Stewart Sabourin, a Montreal native who throws his allegiance behind the Ottawa Senators, scored free tickets to Game 6 at Bell Centre in Montreal thanks to his father's connections. And showed up wearing a Senators jersey in order to, as he put it, "create chaos".
“We were probably crazy for accepting the tickets. But we would have been even more crazy if we didn’t,” says Sabourin. “I knew a lot of people in Montreal weren’t going to be happy to see me at the game. So we knew we had to show up and create chaos.”
For Sabourin, cheering for the Senators despite living in rival territory became a part of him.
“It became part of my identity. When we had jersey day in high school, I was the only one wearing Sens gear,” says Sabourin. “And I always enjoyed it. It always felt like it was me against the world.”
Naturally, Sabourin and his girlfriend got more than a few odd looks from the 2,500 fans who were allowed to attend Game 6 on Saturday night.
“I think they were super confused,” laughs Sabourin. “They were speaking to us in English because they probably thought it was impossible that a Sens Sicko was actually from Montreal and would show up to watch a Habs playoff game in Montreal.”
“I’m a Sens fan, but there’s not a better place to be at playoff time than Montreal. This city comes alive, so it felt magical again on Saturday,” Sabourin says. “Walking into that building and getting that arena smell. And feeling the coldness of the ice. Then hearing the anthem. It was amazing.”

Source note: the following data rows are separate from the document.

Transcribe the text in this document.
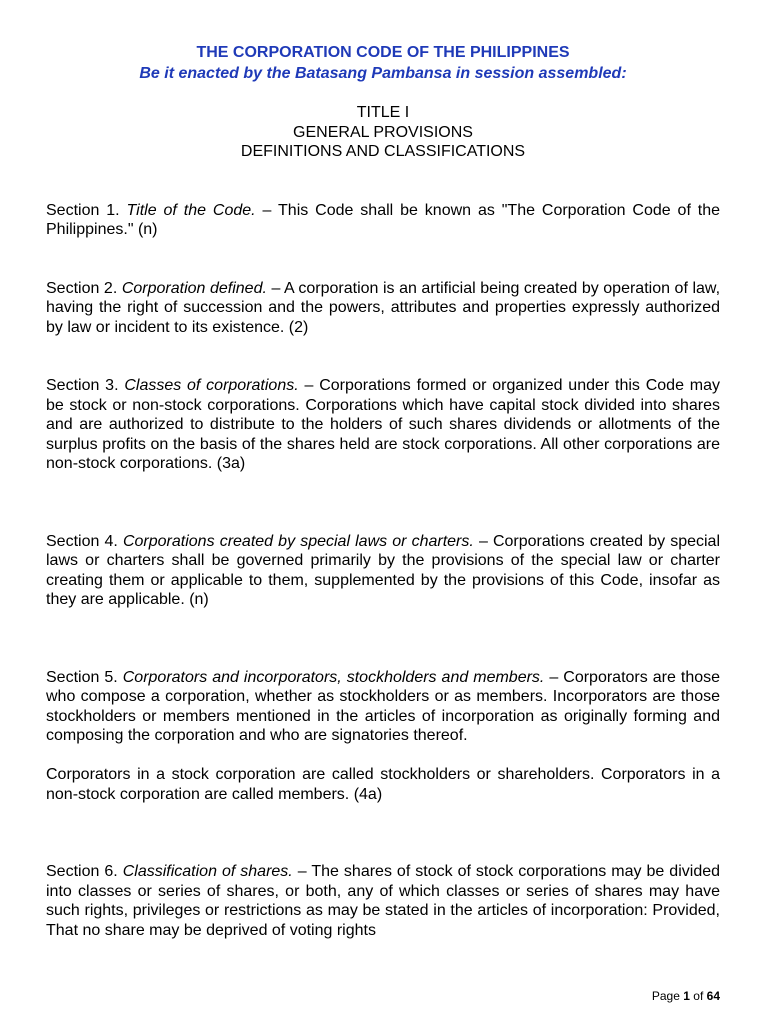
THE CORPORATION CODE OF THE PHILIPPINES
Be it enacted by the Batasang Pambansa in session assembled:
TITLE I
GENERAL PROVISIONS
DEFINITIONS AND CLASSIFICATIONS

Section 1. Title of the Code. – This Code shall be known as "The Corporation Code of the Philippines." (n)

Section 2. Corporation defined. – A corporation is an artificial being created by operation of law, having the right of succession and the powers, attributes and properties expressly authorized by law or incident to its existence. (2)

Section 3. Classes of corporations. – Corporations formed or organized under this Code may be stock or non-stock corporations. Corporations which have capital stock divided into shares and are authorized to distribute to the holders of such shares dividends or allotments of the surplus profits on the basis of the shares held are stock corporations. All other corporations are non-stock corporations. (3a)

Section 4. Corporations created by special laws or charters. – Corporations created by special laws or charters shall be governed primarily by the provisions of the special law or charter creating them or applicable to them, supplemented by the provisions of this Code, insofar as they are applicable. (n)

Section 5. Corporators and incorporators, stockholders and members. – Corporators are those who compose a corporation, whether as stockholders or as members. Incorporators are those stockholders or members mentioned in the articles of incorporation as originally forming and composing the corporation and who are signatories thereof.

Corporators in a stock corporation are called stockholders or shareholders. Corporators in a non-stock corporation are called members. (4a)

Section 6. Classification of shares. – The shares of stock of stock corporations may be divided into classes or series of shares, or both, any of which classes or series of shares may have such rights, privileges or restrictions as may be stated in the articles of incorporation: Provided, That no share may be deprived of voting rights

Page 1 of 64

Sabourin was interviewed outside Bell Centre by Sportsnet reporter Shawn McKenzie, who took immediate notice of the Senators jersey.
“He took one look at my jersey and said, ‘What the hell are you doing here?'” said Sabourin.
Of course, though it wasn't his team, Sabourin was happy to be able to watch live hockey once again, and is looking forward to the day when he'll be back at Canadien Tire Centre.
“Even though it wasn’t Ottawa, it felt like home. But I cannot wait for us to be able to go to the Canadian Tire Centre again to watch games,” says Sabourin. “We deserve to watch playoff hockey of our own.”